If your application is accepted for a disability policy, coverage for disability caused by depression is excluded from the policy, and the policyholder must reapply for insurance every three years. With almost all individual policies, Valenzano says, there’s a limit of two years of coverage for mental disorders, including nervous disorders, which involve anxiety or panic.
- Long-term care insurance – Long-term care insurance covers your care if you become unable to perform certain daily activities on your own, such as showering or eating. An insurance company will want to make sure depression is under control and will ask how the patient is managing it.
The underwriter also will want to know how long the patient has been depressed and whether he or she has been hospitalized, says Chris van Breukelen, an agent with the Long Term Care Insurance Agency in Ohio. An applicant who’s working full time and just needs medication to keep depression under control usually can get coverage, she says.
What is depression?
Depression is a common illness, and there are several types, according to the National Institute of Mental Health:
- Major depression: This interferes with your ability to function in daily life – for example, you might have trouble eating, sleeping and enjoying hobbies. It affects 14.8 million U.S. adults.
- Dysthymic disorder: This is a milder, chronic form of depression that lasts two years or more and affects 3.3 million Americans 18 and older. Together, major depression and dysthymic disorder affect about 8 percent of U.S. adults.

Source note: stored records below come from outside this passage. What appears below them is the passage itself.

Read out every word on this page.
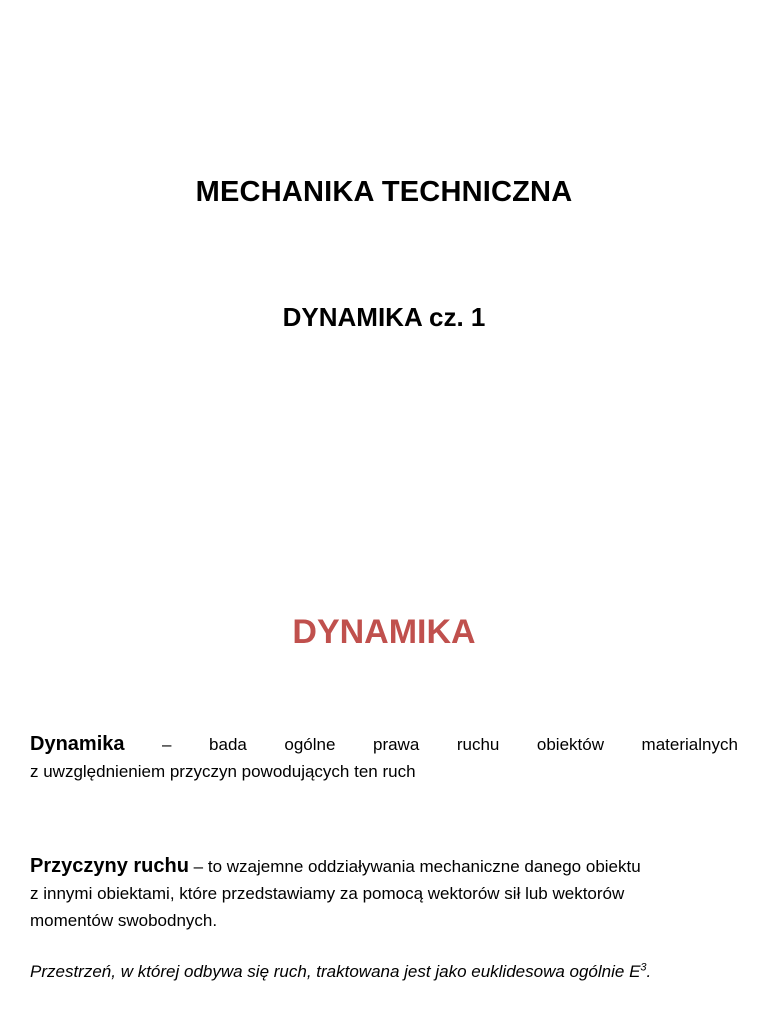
MECHANIKA TECHNICZNA
DYNAMIKA cz. 1
DYNAMIKA
Dynamika – bada ogólne prawa ruchu obiektów materialnych
z uwzględnieniem przyczyn powodujących ten ruch
Przyczyny ruchu – to wzajemne oddziaływania mechaniczne danego obiektu
z innymi obiektami, które przedstawiamy za pomocą wektorów sił lub wektorów
momentów swobodnych.
Przestrzeń, w której odbywa się ruch, traktowana jest jako euklidesowa ogólnie $E^3$.
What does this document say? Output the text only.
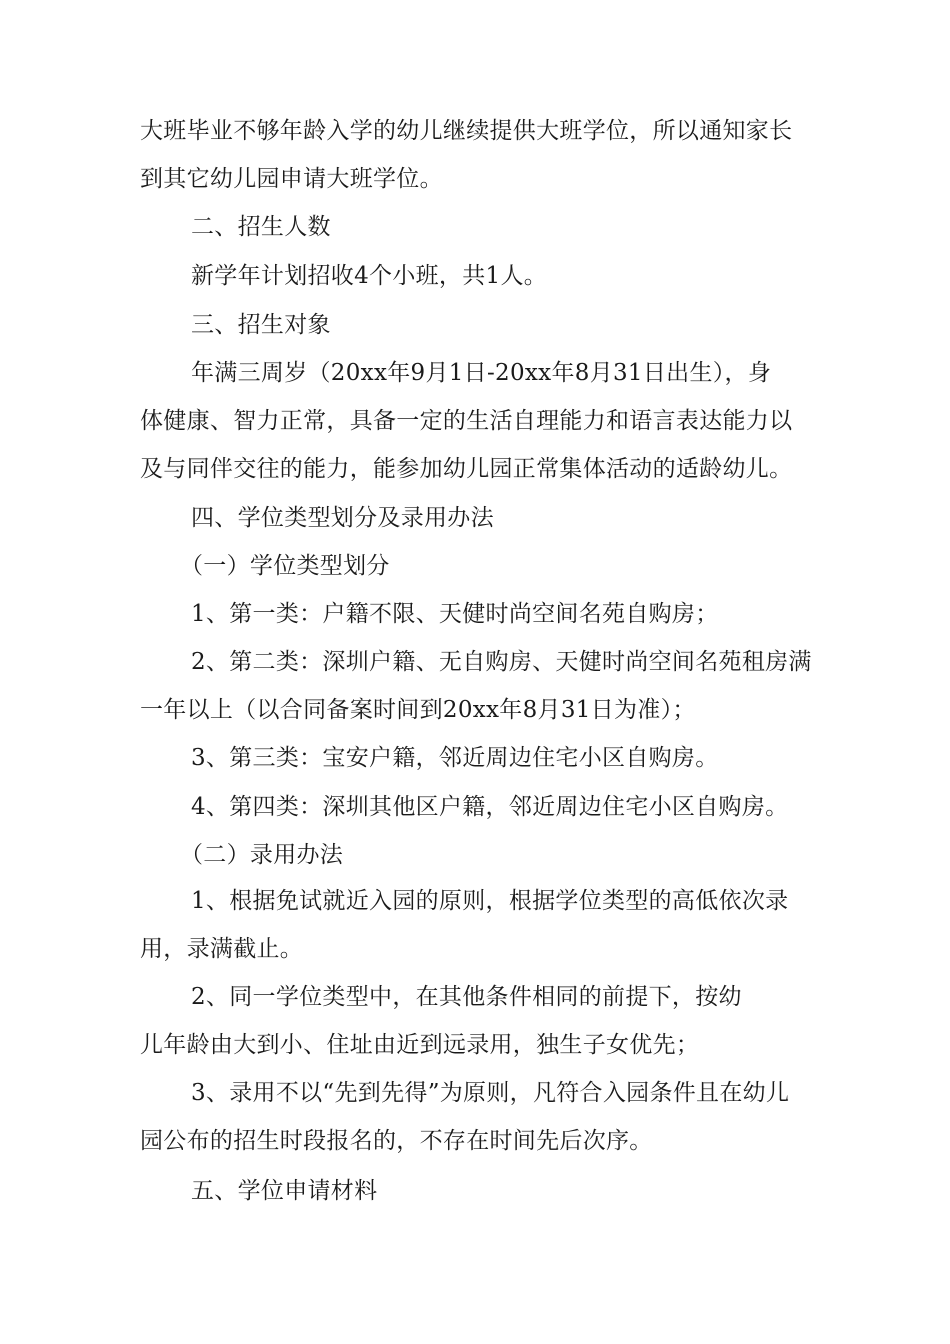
大班毕业不够年龄入学的幼儿继续提供大班学位，所以通知家长
到其它幼儿园申请大班学位。
二、招生人数
新学年计划招收4个小班，共1人。
三、招生对象
年满三周岁（20xx年9月1日-20xx年8月31日出生），身
体健康、智力正常，具备一定的生活自理能力和语言表达能力以
及与同伴交往的能力，能参加幼儿园正常集体活动的适龄幼儿。
四、学位类型划分及录用办法
（一）学位类型划分
1、第一类：户籍不限、天健时尚空间名苑自购房；
2、第二类：深圳户籍、无自购房、天健时尚空间名苑租房满
一年以上（以合同备案时间到20xx年8月31日为准）；
3、第三类：宝安户籍，邻近周边住宅小区自购房。
4、第四类：深圳其他区户籍，邻近周边住宅小区自购房。
（二）录用办法
1、根据免试就近入园的原则，根据学位类型的高低依次录
用，录满截止。
2、同一学位类型中，在其他条件相同的前提下，按幼
儿年龄由大到小、住址由近到远录用，独生子女优先；
3、录用不以“先到先得”为原则，凡符合入园条件且在幼儿
园公布的招生时段报名的，不存在时间先后次序。
五、学位申请材料
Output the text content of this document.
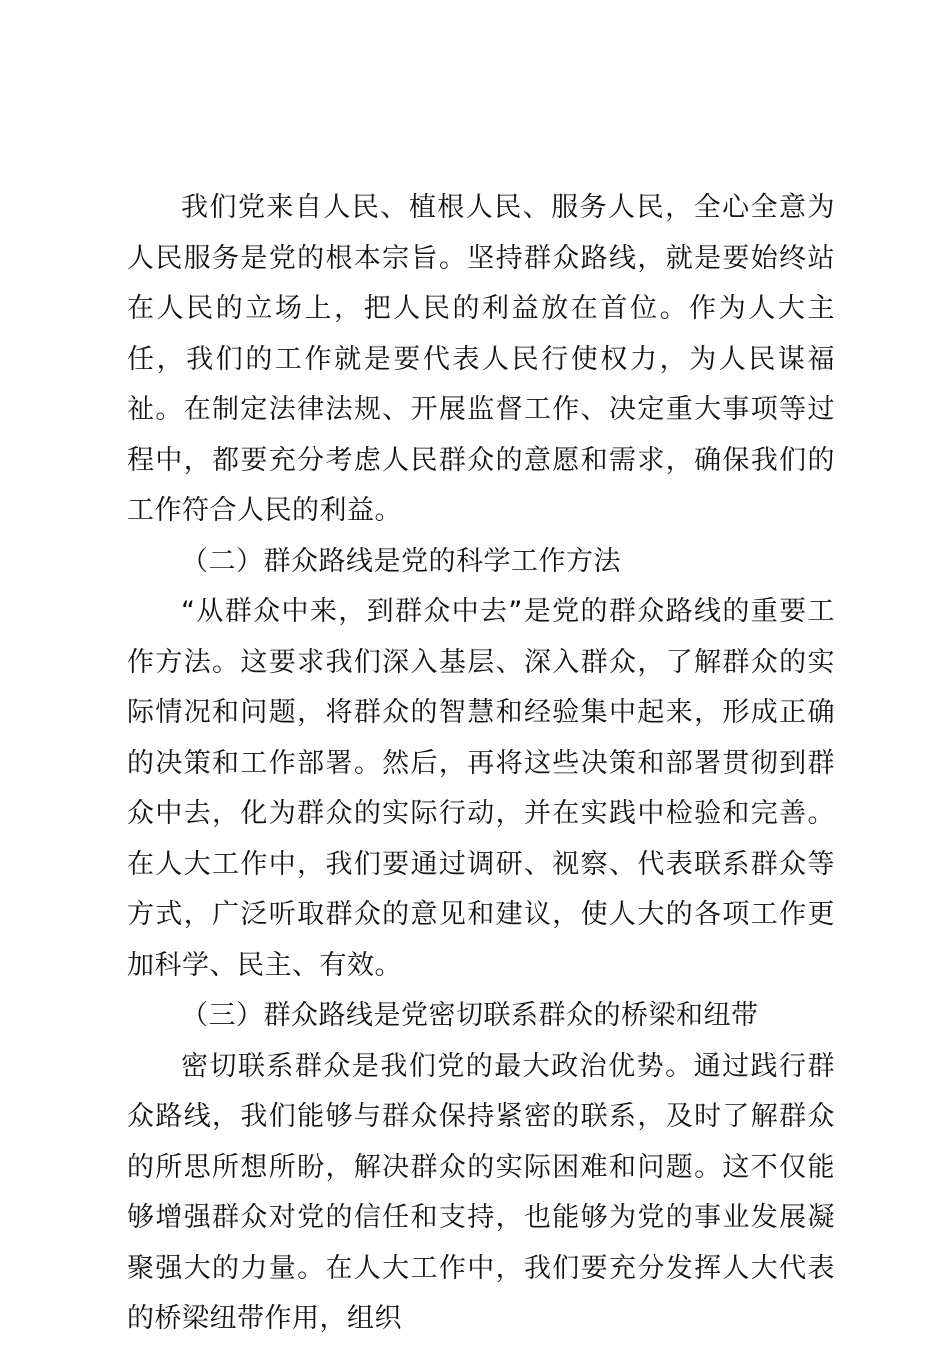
我们党来自人民、植根人民、服务人民，全心全意为人民服务是党的根本宗旨。坚持群众路线，就是要始终站在人民的立场上，把人民的利益放在首位。作为人大主任，我们的工作就是要代表人民行使权力，为人民谋福祉。在制定法律法规、开展监督工作、决定重大事项等过程中，都要充分考虑人民群众的意愿和需求，确保我们的工作符合人民的利益。

（二）群众路线是党的科学工作方法

“从群众中来，到群众中去”是党的群众路线的重要工作方法。这要求我们深入基层、深入群众，了解群众的实际情况和问题，将群众的智慧和经验集中起来，形成正确的决策和工作部署。然后，再将这些决策和部署贯彻到群众中去，化为群众的实际行动，并在实践中检验和完善。在人大工作中，我们要通过调研、视察、代表联系群众等方式，广泛听取群众的意见和建议，使人大的各项工作更加科学、民主、有效。

（三）群众路线是党密切联系群众的桥梁和纽带

密切联系群众是我们党的最大政治优势。通过践行群众路线，我们能够与群众保持紧密的联系，及时了解群众的所思所想所盼，解决群众的实际困难和问题。这不仅能够增强群众对党的信任和支持，也能够为党的事业发展凝聚强大的力量。在人大工作中，我们要充分发挥人大代表的桥梁纽带作用，组织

- Minor depression: Symptoms last at least two weeks and can turn into major depression without treatment.
You should have no trouble getting treatment if you work for a big company and have group health insurance through work, Cesarano says.
In fact, the federal Mental Health Parity and Addiction Equity Act, which took effect in 2010, requires group health plans that cover more than 50 employees to provide equal coverage for mental and physical ailments. “Mental health issues have to be treated like any other condition – whether it’s pregnancy or the flu or a cold,” Cesarano says.